The DPLR Committee’s deliberations on the Succession (Scotland) Bill have been effective, and we can conclude that legislating on technical matters concerning succession before further legislation is introduced on substantive matters of succession policy has been the right approach and has allowed the reforms to be made timeously. However, I echo the evidence that we heard at committee that, in the fullness of time, ministers should proceed with consolidation focused on the two acts.
Although there has been a great deal of consensus on the bill, there have been areas on which witnesses urged ministers to take a different approach. Other members have discussed that with reference to survivorship, forfeiture, guardianship and the point at which section 1 should come into effect. I believe that the committee and the minister have taken the right approach on those subjects.
The issue that I pursued at committee with those who gave evidence was rectification, and specifically the proposal from TrustBar, the Law Society of Scotland and others that the scope of the provisions on rectification should be widened so that they might include documents that are drawn up by the testator such as handwritten wills and wills that are created online using templates, which Stewart Stevenson discussed in his speech.

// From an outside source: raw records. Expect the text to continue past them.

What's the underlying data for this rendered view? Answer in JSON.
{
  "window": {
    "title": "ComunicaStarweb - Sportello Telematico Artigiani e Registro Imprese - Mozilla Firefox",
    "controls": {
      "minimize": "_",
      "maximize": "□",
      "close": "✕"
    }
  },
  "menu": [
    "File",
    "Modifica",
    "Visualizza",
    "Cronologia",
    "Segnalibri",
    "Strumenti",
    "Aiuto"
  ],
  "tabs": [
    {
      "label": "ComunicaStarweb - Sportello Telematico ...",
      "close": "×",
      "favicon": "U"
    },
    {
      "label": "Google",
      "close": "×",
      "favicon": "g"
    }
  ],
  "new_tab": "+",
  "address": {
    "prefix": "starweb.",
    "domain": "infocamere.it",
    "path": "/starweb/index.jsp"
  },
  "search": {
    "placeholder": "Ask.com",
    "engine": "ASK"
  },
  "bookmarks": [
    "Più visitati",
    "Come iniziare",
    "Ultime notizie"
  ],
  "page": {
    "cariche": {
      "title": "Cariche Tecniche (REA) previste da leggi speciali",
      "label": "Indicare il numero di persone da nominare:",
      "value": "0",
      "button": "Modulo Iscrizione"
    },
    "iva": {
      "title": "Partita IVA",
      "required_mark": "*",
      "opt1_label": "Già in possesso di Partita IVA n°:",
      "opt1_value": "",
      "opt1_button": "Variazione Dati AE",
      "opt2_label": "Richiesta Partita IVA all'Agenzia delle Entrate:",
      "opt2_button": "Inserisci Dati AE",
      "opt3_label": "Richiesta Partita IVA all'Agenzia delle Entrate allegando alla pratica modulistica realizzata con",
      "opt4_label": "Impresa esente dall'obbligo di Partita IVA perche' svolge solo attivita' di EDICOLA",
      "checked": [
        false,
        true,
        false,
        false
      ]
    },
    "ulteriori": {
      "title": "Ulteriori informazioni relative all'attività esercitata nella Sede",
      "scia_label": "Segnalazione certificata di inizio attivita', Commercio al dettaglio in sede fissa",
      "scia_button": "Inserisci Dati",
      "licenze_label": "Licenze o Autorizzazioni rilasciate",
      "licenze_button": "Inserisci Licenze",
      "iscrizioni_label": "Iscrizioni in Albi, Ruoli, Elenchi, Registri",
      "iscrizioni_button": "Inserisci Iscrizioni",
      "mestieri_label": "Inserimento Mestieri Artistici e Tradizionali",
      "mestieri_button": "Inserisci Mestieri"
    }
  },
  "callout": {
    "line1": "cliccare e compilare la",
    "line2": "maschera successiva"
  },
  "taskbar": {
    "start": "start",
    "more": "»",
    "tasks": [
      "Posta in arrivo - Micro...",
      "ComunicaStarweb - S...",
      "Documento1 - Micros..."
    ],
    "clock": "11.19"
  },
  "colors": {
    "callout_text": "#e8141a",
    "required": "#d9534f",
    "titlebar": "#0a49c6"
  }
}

The majority of witnesses identified as the crucial concern in the matter whether a third party was present in some shape or form when the document was drawn up. I understand the minister’s contention that the presence of someone else to verify that the person’s intent was different from what was ultimately expressed in the will is the key issue. The committee agreed that the scope of the provisions should not be extended, but the debate on the issue and the points that Mr Stevenson made highlight that more and more people will go online to create important documents such as wills and the law must stay abreast of that social context.
It is not unreasonable to say that, given that the priority is to enable people’s wishes to be abided by, things such as online will templates should also be given weight when we determine what those wishes actually were. I do not pretend that there is an easy answer to the issue, but ministers should keep a watching brief on how documents pertaining to legal issues that are drafted online by individuals should be regarded by the law, and not only on the issue of succession. Today, in its briefing, the Law Society of Scotland asks ministers to rethink their approach to the matter in the bill.
The bill is technical, but it has thrown up important questions. It concerns an important area of law that has needed reform for some time and it raises interesting points of detail in law that will provide ministers with quite a lot to reflect on, both today and for further bills.